2. Kemitraan tidak disertai prinsip keadilan distribusi nilai tambah dalam suatu sistem nilai komoditas.

3. Kemitraan tidak disertai prinsip transfer pengetahuan dan pengalaman, sehingga pihak pengusaha (petani) tidak mendapatkan peningkatan profesionalisme. 4. Kemitraan tidak didasarkan pada prinsip bisnis, melainkan hanya keterpaksaan

untuk memenuhi kewajiban yang ditetapkan pemerintah.

5. Kemitraan seringkali hanya sebatas rencana dan MoU, sementar a implementasinya tidak terealisasi sesuai harapan.

6. Kemitraan hanya sekadar jargon politik, atau untuk kepentingan publisitas pengusaha besar.

7. Kemitraan hanya didasarkan pada pola pikir yang sempit, yaitu sekadar menyalurkan bantuan dana kepada pengusaha kecil tanpa ada pertanggungjawaban penggunaannya. Ini tidak mendidik masyarakat untuk meningkatkan kemampuan dalam merencanakan dan memperbaiki masa depannya.
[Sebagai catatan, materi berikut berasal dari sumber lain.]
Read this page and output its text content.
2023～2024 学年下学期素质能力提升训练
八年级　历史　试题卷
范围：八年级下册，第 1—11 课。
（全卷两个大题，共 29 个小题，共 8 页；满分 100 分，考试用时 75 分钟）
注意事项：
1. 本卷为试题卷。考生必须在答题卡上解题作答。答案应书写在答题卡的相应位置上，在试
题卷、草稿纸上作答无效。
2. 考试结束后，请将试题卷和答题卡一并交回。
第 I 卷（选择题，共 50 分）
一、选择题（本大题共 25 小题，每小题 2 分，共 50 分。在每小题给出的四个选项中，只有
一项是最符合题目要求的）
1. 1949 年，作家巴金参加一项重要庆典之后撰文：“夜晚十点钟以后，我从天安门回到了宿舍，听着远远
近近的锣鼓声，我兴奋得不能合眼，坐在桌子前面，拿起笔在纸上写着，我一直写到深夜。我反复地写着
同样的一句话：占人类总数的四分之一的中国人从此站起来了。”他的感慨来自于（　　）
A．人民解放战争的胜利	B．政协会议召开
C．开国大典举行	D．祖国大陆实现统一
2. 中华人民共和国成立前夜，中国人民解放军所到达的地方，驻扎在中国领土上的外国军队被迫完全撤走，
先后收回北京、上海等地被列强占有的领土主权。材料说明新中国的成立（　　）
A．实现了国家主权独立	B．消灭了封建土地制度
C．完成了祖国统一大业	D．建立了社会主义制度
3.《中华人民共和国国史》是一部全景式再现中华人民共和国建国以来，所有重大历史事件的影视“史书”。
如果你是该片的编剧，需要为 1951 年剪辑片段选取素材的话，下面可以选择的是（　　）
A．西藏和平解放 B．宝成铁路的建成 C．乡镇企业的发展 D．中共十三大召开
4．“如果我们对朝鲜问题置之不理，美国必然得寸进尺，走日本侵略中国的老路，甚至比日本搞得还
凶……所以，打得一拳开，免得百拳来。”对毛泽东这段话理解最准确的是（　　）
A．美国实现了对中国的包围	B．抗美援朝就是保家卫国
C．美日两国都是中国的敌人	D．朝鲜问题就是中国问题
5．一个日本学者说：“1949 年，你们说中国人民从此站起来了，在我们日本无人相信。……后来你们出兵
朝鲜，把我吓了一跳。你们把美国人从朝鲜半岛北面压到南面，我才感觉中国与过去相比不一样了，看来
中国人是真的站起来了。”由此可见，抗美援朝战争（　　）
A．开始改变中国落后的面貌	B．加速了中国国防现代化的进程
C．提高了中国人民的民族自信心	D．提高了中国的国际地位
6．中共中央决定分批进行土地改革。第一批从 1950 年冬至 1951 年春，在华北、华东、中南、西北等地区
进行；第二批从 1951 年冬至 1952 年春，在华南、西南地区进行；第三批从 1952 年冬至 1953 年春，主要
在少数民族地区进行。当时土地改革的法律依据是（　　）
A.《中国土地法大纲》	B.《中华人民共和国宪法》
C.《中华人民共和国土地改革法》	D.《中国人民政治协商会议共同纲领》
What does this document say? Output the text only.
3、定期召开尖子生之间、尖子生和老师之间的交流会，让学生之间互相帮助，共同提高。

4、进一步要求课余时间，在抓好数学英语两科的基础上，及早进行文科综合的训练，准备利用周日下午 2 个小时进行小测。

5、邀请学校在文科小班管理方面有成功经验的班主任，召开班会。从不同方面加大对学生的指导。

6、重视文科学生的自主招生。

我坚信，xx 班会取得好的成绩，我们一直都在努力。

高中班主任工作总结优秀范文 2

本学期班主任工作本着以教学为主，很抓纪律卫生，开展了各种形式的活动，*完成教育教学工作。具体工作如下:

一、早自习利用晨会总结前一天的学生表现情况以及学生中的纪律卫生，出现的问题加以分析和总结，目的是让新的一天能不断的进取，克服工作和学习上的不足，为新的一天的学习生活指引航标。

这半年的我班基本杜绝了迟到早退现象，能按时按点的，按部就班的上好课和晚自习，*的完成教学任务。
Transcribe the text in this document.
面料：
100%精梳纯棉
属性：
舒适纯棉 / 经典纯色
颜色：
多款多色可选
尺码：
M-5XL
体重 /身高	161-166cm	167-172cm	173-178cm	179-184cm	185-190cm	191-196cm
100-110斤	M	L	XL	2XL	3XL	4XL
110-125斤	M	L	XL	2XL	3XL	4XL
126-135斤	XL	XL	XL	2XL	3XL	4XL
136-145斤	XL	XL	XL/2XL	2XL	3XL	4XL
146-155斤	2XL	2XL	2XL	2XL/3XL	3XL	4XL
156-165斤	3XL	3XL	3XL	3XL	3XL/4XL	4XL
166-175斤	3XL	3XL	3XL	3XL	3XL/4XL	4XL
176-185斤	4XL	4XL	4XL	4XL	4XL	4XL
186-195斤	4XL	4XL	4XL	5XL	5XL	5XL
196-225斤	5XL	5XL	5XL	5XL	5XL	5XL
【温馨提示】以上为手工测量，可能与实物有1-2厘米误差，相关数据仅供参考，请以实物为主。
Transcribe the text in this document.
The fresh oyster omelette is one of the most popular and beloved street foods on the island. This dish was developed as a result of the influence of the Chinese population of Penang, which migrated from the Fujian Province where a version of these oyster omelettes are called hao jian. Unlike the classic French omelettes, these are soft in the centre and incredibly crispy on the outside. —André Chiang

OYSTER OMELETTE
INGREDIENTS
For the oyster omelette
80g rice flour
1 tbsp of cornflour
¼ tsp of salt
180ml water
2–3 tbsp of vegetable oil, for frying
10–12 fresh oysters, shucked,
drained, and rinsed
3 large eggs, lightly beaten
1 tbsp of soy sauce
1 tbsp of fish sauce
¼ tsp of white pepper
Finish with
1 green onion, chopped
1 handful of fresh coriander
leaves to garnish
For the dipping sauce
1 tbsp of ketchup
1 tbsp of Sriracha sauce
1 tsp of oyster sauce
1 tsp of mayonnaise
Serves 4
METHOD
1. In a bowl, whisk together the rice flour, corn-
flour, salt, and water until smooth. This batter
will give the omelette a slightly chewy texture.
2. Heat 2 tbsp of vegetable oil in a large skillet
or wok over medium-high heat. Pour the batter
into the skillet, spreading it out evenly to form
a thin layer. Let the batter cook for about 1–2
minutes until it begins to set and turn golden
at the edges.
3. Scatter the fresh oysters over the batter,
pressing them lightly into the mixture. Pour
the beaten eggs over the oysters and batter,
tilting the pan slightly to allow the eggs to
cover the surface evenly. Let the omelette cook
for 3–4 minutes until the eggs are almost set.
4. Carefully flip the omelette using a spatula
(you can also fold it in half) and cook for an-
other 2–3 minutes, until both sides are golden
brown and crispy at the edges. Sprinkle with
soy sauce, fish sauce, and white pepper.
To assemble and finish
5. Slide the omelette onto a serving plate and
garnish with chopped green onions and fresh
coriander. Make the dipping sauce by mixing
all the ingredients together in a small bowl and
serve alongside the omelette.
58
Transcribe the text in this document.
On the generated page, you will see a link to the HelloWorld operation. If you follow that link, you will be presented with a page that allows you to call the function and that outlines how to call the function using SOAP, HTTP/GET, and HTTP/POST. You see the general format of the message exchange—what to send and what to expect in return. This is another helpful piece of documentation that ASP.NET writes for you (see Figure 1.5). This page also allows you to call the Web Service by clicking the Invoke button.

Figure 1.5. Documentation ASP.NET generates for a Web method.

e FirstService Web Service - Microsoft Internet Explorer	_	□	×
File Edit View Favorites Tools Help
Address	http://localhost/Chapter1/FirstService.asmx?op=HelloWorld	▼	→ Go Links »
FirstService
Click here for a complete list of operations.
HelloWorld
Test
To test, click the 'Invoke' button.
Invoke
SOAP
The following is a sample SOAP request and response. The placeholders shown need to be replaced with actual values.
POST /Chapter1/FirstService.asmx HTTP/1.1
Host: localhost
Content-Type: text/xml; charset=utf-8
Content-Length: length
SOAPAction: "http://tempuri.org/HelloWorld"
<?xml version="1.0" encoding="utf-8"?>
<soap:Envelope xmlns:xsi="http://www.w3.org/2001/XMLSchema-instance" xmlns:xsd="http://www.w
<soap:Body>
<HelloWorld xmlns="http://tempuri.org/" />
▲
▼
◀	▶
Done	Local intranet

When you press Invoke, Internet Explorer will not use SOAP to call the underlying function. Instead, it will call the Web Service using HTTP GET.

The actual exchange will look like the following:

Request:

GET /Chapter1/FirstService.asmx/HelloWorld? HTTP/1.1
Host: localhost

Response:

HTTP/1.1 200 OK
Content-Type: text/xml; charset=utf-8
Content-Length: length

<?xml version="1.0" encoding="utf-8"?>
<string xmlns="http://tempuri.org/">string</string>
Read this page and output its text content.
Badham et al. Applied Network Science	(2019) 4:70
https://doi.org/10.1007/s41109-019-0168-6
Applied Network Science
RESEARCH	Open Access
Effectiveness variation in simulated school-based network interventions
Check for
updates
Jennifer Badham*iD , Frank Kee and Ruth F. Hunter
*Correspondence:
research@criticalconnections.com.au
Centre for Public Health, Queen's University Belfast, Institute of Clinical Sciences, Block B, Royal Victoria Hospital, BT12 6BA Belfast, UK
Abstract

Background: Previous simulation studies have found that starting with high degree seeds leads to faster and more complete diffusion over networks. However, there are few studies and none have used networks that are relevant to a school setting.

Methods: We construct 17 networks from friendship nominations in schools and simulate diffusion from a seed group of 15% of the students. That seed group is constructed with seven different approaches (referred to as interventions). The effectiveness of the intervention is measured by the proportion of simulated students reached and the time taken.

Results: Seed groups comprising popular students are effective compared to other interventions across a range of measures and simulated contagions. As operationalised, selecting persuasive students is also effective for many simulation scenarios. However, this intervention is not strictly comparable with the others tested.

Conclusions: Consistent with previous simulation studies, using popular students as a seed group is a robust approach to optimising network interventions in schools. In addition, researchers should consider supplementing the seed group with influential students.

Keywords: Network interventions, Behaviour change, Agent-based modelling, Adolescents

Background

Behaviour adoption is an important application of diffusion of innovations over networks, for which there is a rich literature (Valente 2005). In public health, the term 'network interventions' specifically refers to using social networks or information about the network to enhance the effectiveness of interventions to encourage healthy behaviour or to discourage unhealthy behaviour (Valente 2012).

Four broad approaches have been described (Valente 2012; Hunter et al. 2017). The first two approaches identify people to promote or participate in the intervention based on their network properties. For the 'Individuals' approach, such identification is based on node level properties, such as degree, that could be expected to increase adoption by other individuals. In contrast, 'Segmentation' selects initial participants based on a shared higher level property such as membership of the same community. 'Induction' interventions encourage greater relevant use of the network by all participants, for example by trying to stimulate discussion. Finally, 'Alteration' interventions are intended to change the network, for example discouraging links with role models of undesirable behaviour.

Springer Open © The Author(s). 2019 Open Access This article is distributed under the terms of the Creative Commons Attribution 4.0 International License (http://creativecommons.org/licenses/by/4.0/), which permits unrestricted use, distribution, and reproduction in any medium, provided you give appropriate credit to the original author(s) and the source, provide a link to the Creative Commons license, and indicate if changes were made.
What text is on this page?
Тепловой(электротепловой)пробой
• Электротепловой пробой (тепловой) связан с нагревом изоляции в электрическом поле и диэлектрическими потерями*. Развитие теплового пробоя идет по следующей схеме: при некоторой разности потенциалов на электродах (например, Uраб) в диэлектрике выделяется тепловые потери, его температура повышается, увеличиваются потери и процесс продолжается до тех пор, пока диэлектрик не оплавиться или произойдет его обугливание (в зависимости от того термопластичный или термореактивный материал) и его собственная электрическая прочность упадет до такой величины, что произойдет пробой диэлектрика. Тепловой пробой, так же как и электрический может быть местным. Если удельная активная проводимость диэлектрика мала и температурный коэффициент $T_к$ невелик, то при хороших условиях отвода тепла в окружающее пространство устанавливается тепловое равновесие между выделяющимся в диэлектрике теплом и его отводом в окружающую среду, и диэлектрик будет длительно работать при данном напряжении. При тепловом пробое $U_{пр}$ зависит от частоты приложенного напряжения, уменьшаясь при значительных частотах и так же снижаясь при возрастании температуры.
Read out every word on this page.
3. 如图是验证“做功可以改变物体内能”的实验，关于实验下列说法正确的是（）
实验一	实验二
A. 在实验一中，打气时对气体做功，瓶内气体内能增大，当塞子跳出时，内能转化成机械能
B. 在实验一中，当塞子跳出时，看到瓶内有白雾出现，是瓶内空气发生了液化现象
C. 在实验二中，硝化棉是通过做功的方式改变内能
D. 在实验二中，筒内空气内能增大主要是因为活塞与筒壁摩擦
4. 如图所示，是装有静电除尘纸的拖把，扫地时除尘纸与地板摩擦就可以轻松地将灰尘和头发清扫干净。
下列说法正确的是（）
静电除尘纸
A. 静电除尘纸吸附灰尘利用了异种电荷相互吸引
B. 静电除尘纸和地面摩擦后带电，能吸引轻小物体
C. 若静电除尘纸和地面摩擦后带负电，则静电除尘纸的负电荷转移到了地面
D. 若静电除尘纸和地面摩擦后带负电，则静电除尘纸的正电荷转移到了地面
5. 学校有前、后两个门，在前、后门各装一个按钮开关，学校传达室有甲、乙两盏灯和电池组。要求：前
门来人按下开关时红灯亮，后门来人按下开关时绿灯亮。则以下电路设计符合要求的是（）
Di masa mendatang, kemitraan yang dibentuk hendaknya mampu menghindari hal-hal tersebut di atas, dan oleh karenanya, kemitraan harus dibangun berdasarkan prinsip bisnis yang saling menguntungkan. Kemitraan harus dilandaskan pada kesadaran bahwa pihak -pihak yang bermitra mempunyai keinginan untuk tumbuh dan berkembang bersama, serta harus ada keadilan dalam distribusi nilai tambah yang dihasilkan.

Brinkerhoff et al. (1990) dalam Sumardjo et al. (2004) menyatakan bahwa kemitraan sebagai suatu sistem harus memiliki delapan unsur yang harus terjamin keberlanjutannya melalui stabilisasi norma jangka panjang. Kedelapan unsur tersebut adalah: 1) input atau sumber daya berupa material, uang, manusia, informasi, dan pengetahuan yang memiliki kontribusi bagi output. 2) Output, yaitu produk yang dihasilkan oleh sistem, 3) Teknologi, yaitu metode dan proses yang digunakan untuk mengubah input menjadi output, 4) Lingkungan, yaitu keadaan di sekitar kelompok yang bermitra yang dapat mempengaruhi jalannya kemitraan, 5) Keinginan, yaitu strategi, tujuan, dan rencana dari pihak-pihak yang bermitra, 6) Perilaku, yaitu pola perilaku, serta hubungan antar-kelompok dalam kemitraan, 7) Budaya, yaitu norma, kepercayaan, dan nilai dalam kelompok-kelompok yang bermitra, dan 8) Struktur, yaitu hubungan antar -individu, antar-kelompok, dan antar -unit yang lebih besar.